Development of computational models of signal transduction pathways implicated in colon cancer is proposed. These models give insight into the pathway's dynamical behavior and elucidate their roles in activating known oncogenic target genes. The project will model the Ras Map Kinase signal transduction pathway, which plays a central role in the development of colon cancer. The methods utilized, which will be further developed, combine computational modeling with experiments so that unknown parameters in the model are constrained. The goal is to create accurate, predictive models by combining the forward modeling approach with experimental data. The computational and experimental processes developed can be applied to other pathways implicated in colon cancer. Accurate computational models of signaling pathways will bring rational, predictive science to the drug discovery process and lead to effective therapies for colon cancer. These simulations will help pharmaceutical and biotechnology companies prioritize drug targets, test the effects of lead compounds, and focus and direct laboratory efforts.

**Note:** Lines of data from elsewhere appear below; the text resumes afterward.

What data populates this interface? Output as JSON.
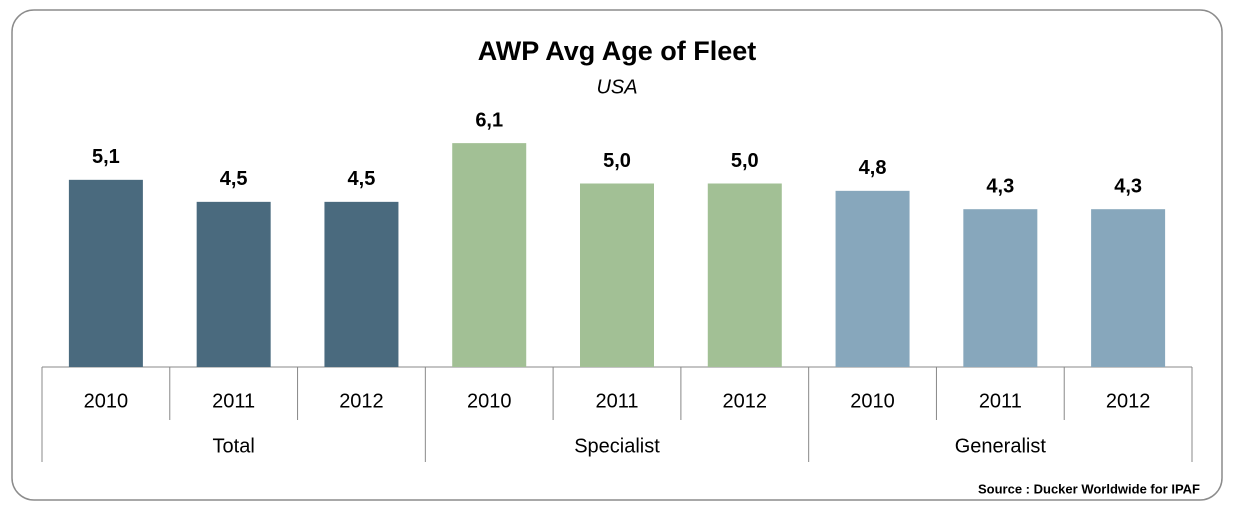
{
  "chart_data": {
    "type": "bar",
    "title": "AWP Avg Age of Fleet",
    "subtitle": "USA",
    "categories": [
      "2010",
      "2011",
      "2012"
    ],
    "series": [
      {
        "name": "Total",
        "color": "#4a6a7e",
        "values": [
          5.1,
          4.5,
          4.5
        ],
        "value_labels": [
          "5,1",
          "4,5",
          "4,5"
        ]
      },
      {
        "name": "Specialist",
        "color": "#a2c095",
        "values": [
          6.1,
          5.0,
          5.0
        ],
        "value_labels": [
          "6,1",
          "5,0",
          "5,0"
        ]
      },
      {
        "name": "Generalist",
        "color": "#87a7bc",
        "values": [
          4.8,
          4.3,
          4.3
        ],
        "value_labels": [
          "4,8",
          "4,3",
          "4,3"
        ]
      }
    ],
    "source": "Source : Ducker Worldwide for IPAF"
  }
}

Specific aims are (1) to develop a detailed mathematical and computational model of the Ras Map Kinase pathway; (2) to conduct experiments on pathway components to extract the data needed to constrain parameters in the model; (3) to use and devise optimization algorithms to constrain parameters in the model and (4) generate predictions from the model.
The research will provide an in silico simulation of the gene expression networks and signal transduction controlling the onset of colon cancer. New methods will be developed for incorporating data into the in silico platform generated by DNA microarrays, proteomics technologies, structural genomics, and protein-protein interaction studies to prioritize known drug targets. New mathematical analysis will make it possible to evaluate targets and lead compounds for drug development.